Between meetings, Peters-Hawkins took a break to reflect on her journey and the biggest issues in education today.

Becoming a teacher: “I fell in love with teaching. I actually went into it because I wanted to be with kids all day. I ended up immediately falling in love with the idea of teaching and learning, how those things are reciprocal.”

Preparing educational leaders: “One issue we struggle with as a profession is figuring out how to effectively educate and support scholar practitioners. As we issue doctorates, we’re used to preparing scholars and researchers. We’re actually preparing people who are boots on the ground. One of the things we should be mindful of when we prepare scholar practitioners is how we engage them in the research process.”

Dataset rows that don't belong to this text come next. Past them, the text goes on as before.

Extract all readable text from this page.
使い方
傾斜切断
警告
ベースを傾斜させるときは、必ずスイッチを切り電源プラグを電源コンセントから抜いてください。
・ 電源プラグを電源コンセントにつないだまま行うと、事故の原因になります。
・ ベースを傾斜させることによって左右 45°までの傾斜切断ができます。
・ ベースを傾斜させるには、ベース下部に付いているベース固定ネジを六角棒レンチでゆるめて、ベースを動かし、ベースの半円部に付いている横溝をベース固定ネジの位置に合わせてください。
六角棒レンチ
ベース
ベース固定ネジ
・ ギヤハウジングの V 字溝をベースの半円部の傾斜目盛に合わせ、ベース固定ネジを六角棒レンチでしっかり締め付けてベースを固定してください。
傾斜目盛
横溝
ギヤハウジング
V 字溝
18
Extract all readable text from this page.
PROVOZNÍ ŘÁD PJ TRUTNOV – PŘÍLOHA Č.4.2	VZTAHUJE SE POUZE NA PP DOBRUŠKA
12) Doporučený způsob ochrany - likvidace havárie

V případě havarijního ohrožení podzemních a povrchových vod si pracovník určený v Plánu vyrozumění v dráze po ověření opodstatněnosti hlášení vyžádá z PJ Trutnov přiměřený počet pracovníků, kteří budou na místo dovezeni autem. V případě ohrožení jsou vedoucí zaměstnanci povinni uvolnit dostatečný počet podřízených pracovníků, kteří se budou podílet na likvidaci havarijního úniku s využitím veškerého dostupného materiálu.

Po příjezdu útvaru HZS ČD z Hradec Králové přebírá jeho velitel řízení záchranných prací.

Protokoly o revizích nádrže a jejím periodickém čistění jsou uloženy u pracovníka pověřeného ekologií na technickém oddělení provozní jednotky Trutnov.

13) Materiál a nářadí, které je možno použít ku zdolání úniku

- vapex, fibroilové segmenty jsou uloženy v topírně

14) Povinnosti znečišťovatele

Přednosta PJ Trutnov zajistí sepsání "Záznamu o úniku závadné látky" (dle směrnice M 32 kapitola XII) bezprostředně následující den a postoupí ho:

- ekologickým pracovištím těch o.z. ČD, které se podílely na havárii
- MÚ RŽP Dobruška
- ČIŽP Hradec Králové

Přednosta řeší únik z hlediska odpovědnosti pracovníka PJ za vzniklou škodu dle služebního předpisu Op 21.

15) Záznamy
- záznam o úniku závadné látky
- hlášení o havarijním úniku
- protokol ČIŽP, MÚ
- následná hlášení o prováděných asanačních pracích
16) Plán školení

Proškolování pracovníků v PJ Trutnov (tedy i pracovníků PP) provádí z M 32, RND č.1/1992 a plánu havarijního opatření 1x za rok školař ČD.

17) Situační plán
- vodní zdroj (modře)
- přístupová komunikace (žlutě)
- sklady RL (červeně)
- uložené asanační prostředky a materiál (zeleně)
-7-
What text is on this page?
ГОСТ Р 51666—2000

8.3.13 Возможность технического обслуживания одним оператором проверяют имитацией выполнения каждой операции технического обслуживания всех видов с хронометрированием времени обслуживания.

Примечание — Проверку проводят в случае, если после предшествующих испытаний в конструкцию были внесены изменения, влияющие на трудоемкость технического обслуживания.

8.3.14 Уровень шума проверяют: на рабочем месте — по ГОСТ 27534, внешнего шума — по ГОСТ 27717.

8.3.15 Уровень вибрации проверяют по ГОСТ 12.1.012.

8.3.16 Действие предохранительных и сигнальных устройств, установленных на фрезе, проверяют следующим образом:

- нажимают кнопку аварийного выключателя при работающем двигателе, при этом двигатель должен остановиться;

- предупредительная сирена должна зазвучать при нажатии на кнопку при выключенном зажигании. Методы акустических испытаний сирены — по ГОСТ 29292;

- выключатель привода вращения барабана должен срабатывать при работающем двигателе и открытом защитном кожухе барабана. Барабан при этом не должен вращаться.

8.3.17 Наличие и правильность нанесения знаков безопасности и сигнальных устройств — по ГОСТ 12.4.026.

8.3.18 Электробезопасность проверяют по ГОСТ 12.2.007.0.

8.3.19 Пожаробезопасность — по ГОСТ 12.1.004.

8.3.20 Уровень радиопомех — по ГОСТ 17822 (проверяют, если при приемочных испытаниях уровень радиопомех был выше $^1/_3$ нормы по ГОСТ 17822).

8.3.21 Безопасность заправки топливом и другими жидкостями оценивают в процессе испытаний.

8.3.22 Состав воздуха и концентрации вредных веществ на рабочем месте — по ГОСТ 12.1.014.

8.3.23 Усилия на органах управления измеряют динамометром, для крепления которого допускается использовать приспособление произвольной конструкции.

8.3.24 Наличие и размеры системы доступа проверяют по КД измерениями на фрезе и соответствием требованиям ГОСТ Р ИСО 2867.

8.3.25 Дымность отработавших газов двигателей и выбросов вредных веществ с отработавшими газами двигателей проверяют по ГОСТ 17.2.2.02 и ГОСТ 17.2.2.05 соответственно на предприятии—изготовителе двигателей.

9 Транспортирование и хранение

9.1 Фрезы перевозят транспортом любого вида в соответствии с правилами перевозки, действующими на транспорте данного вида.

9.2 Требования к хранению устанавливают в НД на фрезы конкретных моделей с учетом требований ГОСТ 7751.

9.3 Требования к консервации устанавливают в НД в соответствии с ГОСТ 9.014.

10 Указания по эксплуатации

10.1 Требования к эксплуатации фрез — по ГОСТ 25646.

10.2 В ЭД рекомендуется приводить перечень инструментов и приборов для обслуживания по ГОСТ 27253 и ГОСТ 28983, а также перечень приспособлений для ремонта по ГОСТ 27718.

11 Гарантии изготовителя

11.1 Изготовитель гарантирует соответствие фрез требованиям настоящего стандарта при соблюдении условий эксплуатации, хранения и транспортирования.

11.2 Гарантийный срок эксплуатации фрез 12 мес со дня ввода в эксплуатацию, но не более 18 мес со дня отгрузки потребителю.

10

Merging research and practice: “One of things we did at UGA was engage students in action research. In other words, their school site was a space for data collection. We wanted them to develop a skillset for identifying problems of practice, identifying means to collect data, figuring out how to interpret data and writing that up. That’s marrying the idea of what happens in practice with the research goals of academia. It’s not always a seamless process. I think we’ve gotten a lot closer.”

Leading UCEA, a consortium of higher education institutions working to advance educational leadership: “I would like to see the organization continue to do the good work it’s doing, to continue to be a presence at the policy table. UCEA has moved in a direction of being more vocal – around issues surrounding social justice and equity but also in terms of how do we diversify faculty and support people through the professoriate.”

Confronting the challenges in K-12 education: “My experience is specific to urban contexts, and I think in that space there are a lot of issues. Often the kids who need the most get the least. But there are these expectations around accountability, so the bar is the same for everybody. Most of us growing up didn’t grow up with those same rigorous accountability standards, and we turned out just fine. I think the way we’ve defined achievement is very narrow. It’s demolished the ability to see genius in ways beyond math and English and science. The kinetic, the musical or other ways in which we’re talented, they’re very much devalued.”                                        

Understanding the universality of leadership: “I have this conversation with my students all the time. We use a lot of examples from political leaders, military leadership and business in my classes because the concepts around leadership are fairly transferable from context to context. Certainly the fact that we work with children creates nuances we have to be aware of.”